The Department for Education has committed to supporting the use of technology in education through looking to address barriers to adoption and providing £10m to support innovation in the sector. The strategy looks to address issues such as connectivity, digital capability and skills, getting the right tools and promoting online safety. The aim is to have full-fibre internet connectivity in the schools that need it most, support and training for schools in how to use the technology, and to explore how to facilitate a better online marketplace for education.
Generating a vibrant and high-quality EdTech market is key to ensuring this strategy works. Helping start-ups scale has been identified as a significant barrier so the department will look to support the EdTech industry to work collaboratively with the needs of the education system to drive innovation. They will set out a clear ambition, create new opportunities for buyers to meet sellers and ensure EdTech businesses can access the finance they need to start up and scale.
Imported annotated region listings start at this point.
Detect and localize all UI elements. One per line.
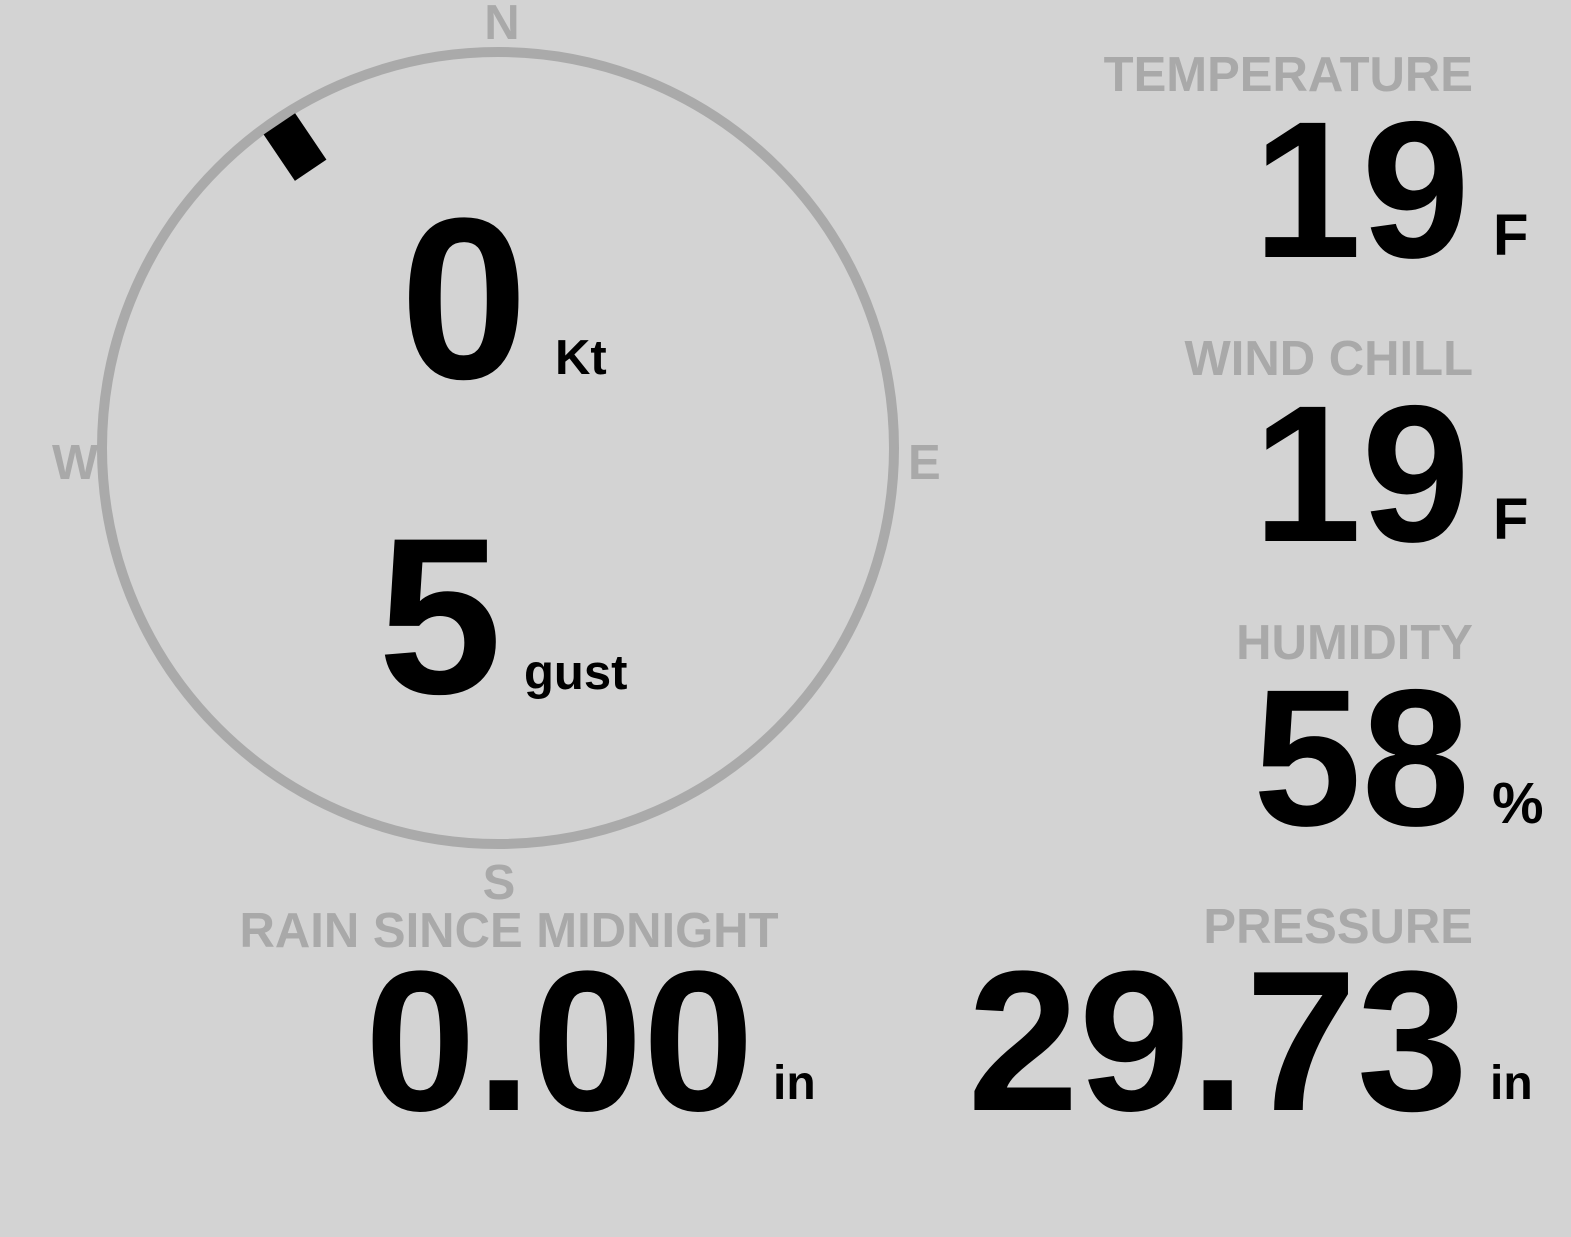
- wind-chill-unit: F: [1493, 487, 1529, 552]
- temperature-value: 19: [1253, 81, 1470, 299]
- compass-ring: [97, 47, 899, 849]
- wind-gust-value: 5: [378, 492, 503, 741]
- rain-label: RAIN SINCE MIDNIGHT: [239, 904, 779, 958]
- humidity-unit: %: [1492, 771, 1544, 836]
- rain-unit: in: [773, 1057, 816, 1110]
- compass-north-label: N: [484, 0, 520, 50]
- temperature-label: TEMPERATURE: [1103, 48, 1473, 102]
- pressure-value: 29.73: [967, 930, 1469, 1153]
- wind-chill-value: 19: [1253, 365, 1470, 583]
- wind-gust-unit: gust: [524, 646, 628, 700]
- wind-speed-value: 0: [400, 170, 528, 427]
- humidity-value: 58: [1253, 649, 1470, 867]
- compass-west-label: W: [52, 436, 99, 490]
- wind-chill-label: WIND CHILL: [1184, 332, 1474, 386]
- pressure-unit: in: [1490, 1057, 1533, 1110]
- humidity-label: HUMIDITY: [1236, 616, 1473, 670]
- temperature-unit: F: [1493, 203, 1529, 268]
- pressure-label: PRESSURE: [1203, 900, 1473, 954]
- wind-speed-unit: Kt: [555, 331, 607, 385]
- compass-south-label: S: [482, 856, 516, 910]
- compass-east-label: E: [908, 436, 941, 490]
- wind-direction-marker: [263, 113, 327, 181]
- rain-value: 0.00: [364, 930, 754, 1153]
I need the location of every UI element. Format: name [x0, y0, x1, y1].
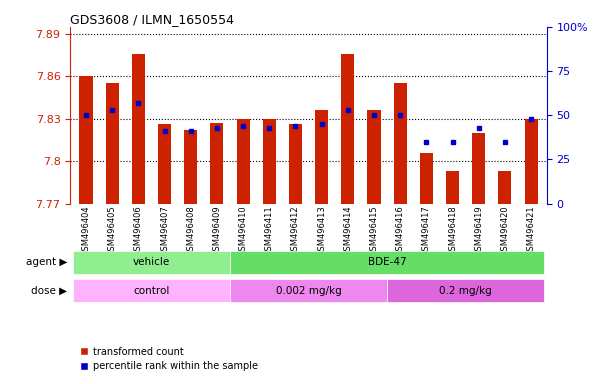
Bar	[184, 130, 197, 204]
Bar	[79, 76, 92, 204]
Bar	[132, 54, 145, 204]
Text: agent ▶: agent ▶	[26, 257, 67, 267]
FancyBboxPatch shape	[230, 251, 544, 273]
Text: control: control	[133, 286, 170, 296]
Bar	[106, 83, 119, 204]
Bar	[499, 171, 511, 204]
Bar	[263, 119, 276, 204]
Bar	[210, 123, 224, 204]
FancyBboxPatch shape	[387, 280, 544, 302]
Bar	[236, 119, 250, 204]
Legend: transformed count, percentile rank within the sample: transformed count, percentile rank withi…	[75, 343, 262, 375]
FancyBboxPatch shape	[73, 251, 230, 273]
Bar	[367, 110, 381, 204]
Text: dose ▶: dose ▶	[31, 286, 67, 296]
Text: BDE-47: BDE-47	[368, 257, 406, 267]
Text: 0.2 mg/kg: 0.2 mg/kg	[439, 286, 492, 296]
Bar	[315, 110, 328, 204]
Text: vehicle: vehicle	[133, 257, 170, 267]
Bar	[420, 153, 433, 204]
Bar	[525, 119, 538, 204]
Bar	[446, 171, 459, 204]
FancyBboxPatch shape	[230, 280, 387, 302]
Bar	[342, 54, 354, 204]
FancyBboxPatch shape	[73, 280, 230, 302]
Bar	[158, 124, 171, 204]
Text: 0.002 mg/kg: 0.002 mg/kg	[276, 286, 342, 296]
Text: GDS3608 / ILMN_1650554: GDS3608 / ILMN_1650554	[70, 13, 234, 26]
Bar	[393, 83, 407, 204]
Bar	[472, 133, 485, 204]
Bar	[289, 124, 302, 204]
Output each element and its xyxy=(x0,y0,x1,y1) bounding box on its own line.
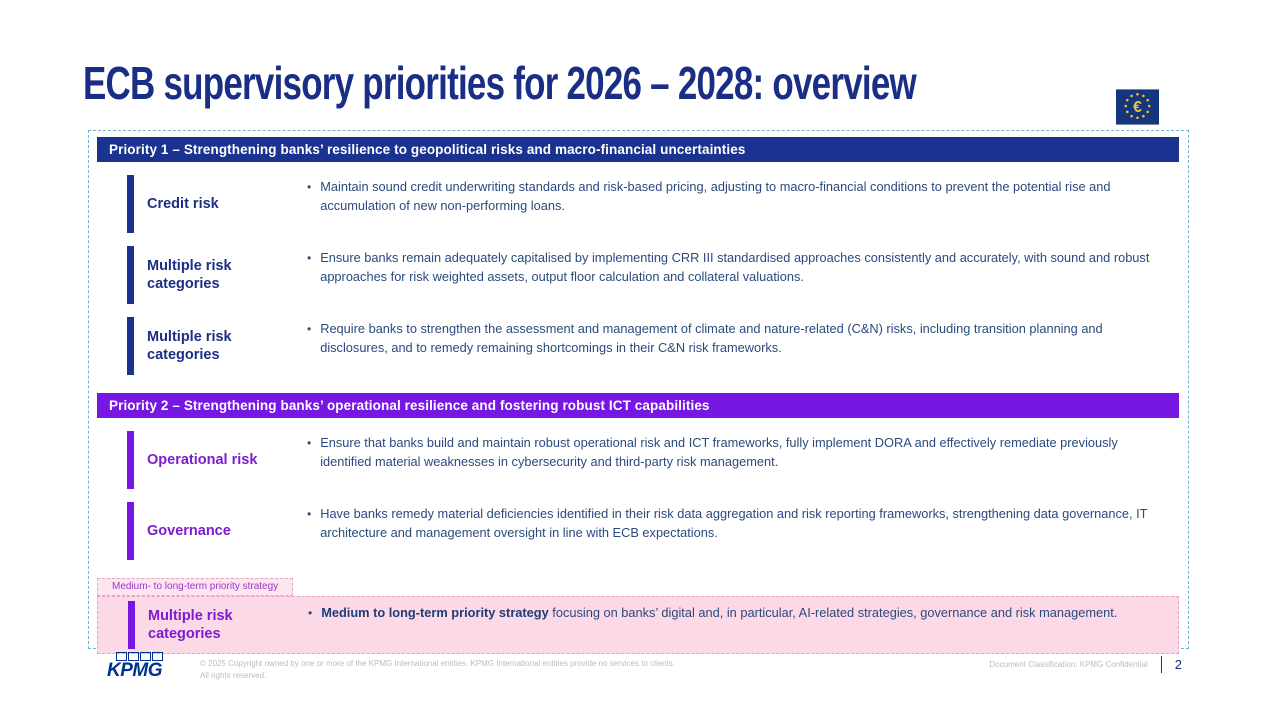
page-title: ECB supervisory priorities for 2026 – 20… xyxy=(83,57,917,109)
row-multiple-risk-1: Multiple risk categories • Ensure banks … xyxy=(97,246,1179,304)
accent-bar xyxy=(127,175,134,233)
row-multiple-risk-3: Multiple risk categories • Medium to lon… xyxy=(97,596,1179,654)
kpmg-logo-boxes xyxy=(116,652,163,661)
bullet-icon: • xyxy=(307,180,312,194)
risk-category-label: Multiple risk categories xyxy=(147,257,232,292)
copyright-line-1: © 2025 Copyright owned by one or more of… xyxy=(200,659,676,668)
risk-category-label: Multiple risk categories xyxy=(148,607,233,642)
priority-1-banner: Priority 1 – Strengthening banks’ resili… xyxy=(97,137,1179,162)
accent-bar xyxy=(127,502,134,560)
risk-category-label: Operational risk xyxy=(147,451,258,468)
bullet-icon: • xyxy=(307,507,312,521)
bullet-text: Ensure that banks build and maintain rob… xyxy=(320,435,1118,469)
bullet-icon: • xyxy=(307,251,312,265)
page-number: 2 xyxy=(1174,657,1182,672)
risk-category-label: Credit risk xyxy=(147,195,219,212)
medium-long-term-tag: Medium- to long-term priority strategy xyxy=(97,578,294,596)
priority-2-banner: Priority 2 – Strengthening banks’ operat… xyxy=(97,393,1179,418)
bullet-text: Medium to long-term priority strategy fo… xyxy=(321,604,1117,649)
bullet-icon: • xyxy=(307,436,312,450)
footer-divider xyxy=(1160,656,1162,673)
row-operational-risk: Operational risk • Ensure that banks bui… xyxy=(97,431,1179,489)
accent-bar xyxy=(128,601,135,649)
bullet-text: Have banks remedy material deficiencies … xyxy=(320,506,1148,540)
bullet-icon: • xyxy=(308,606,313,620)
row-multiple-risk-2: Multiple risk categories • Require banks… xyxy=(97,317,1179,375)
ecb-logo: € xyxy=(1116,89,1159,125)
document-classification: Document Classification: KPMG Confidenti… xyxy=(989,660,1148,669)
bullet-text-rest: focusing on banks’ digital and, in parti… xyxy=(548,605,1118,620)
row-credit-risk: Credit risk • Maintain sound credit unde… xyxy=(97,175,1179,233)
euro-icon: € xyxy=(1133,99,1142,116)
copyright-line-2: All rights reserved. xyxy=(200,671,267,680)
bullet-text: Ensure banks remain adequately capitalis… xyxy=(320,250,1150,284)
accent-bar xyxy=(127,317,134,375)
footer-right: Document Classification: KPMG Confidenti… xyxy=(989,656,1182,673)
kpmg-logo-text: KPMG xyxy=(107,660,163,681)
accent-bar xyxy=(127,431,134,489)
bullet-icon: • xyxy=(307,322,312,336)
bullet-text-bold: Medium to long-term priority strategy xyxy=(321,605,549,620)
copyright-text: © 2025 Copyright owned by one or more of… xyxy=(200,658,720,682)
accent-bar xyxy=(127,246,134,304)
kpmg-logo: KPMG xyxy=(107,652,163,682)
bullet-text: Require banks to strengthen the assessme… xyxy=(320,321,1103,355)
bullet-text: Maintain sound credit underwriting stand… xyxy=(320,179,1111,213)
priorities-board: Priority 1 – Strengthening banks’ resili… xyxy=(88,130,1189,654)
risk-category-label: Multiple risk categories xyxy=(147,328,232,363)
risk-category-label: Governance xyxy=(147,522,231,539)
row-governance: Governance • Have banks remedy material … xyxy=(97,502,1179,560)
medium-long-term-block: Medium- to long-term priority strategy M… xyxy=(97,576,1179,654)
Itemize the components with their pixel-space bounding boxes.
The DfE commits to establishing:
- A small ‘testbed’ of schools and colleges to support the development, piloting and evaluation of technology;
- A series of innovation competitions to promote product development in areas where the existing market offer is not yet well developed. We expect that the winning bidders will work in partnership with the education sector and evaluators to help build our understanding of what works;
- Leading ‘demonstrator’ schools and colleges to exemplify how these technologies can be used to best effect, and which build on existing good practice in the sector.
Moreover, a new EdTech Leadership Group made up of representatives across the education sector and industry will continue to drive this agenda forward and aim to produce an EdTech agreement by the end of the year. Through this strategy teachers, education leaders and lecturers should start benefiting from technology and realise it’s potential in education.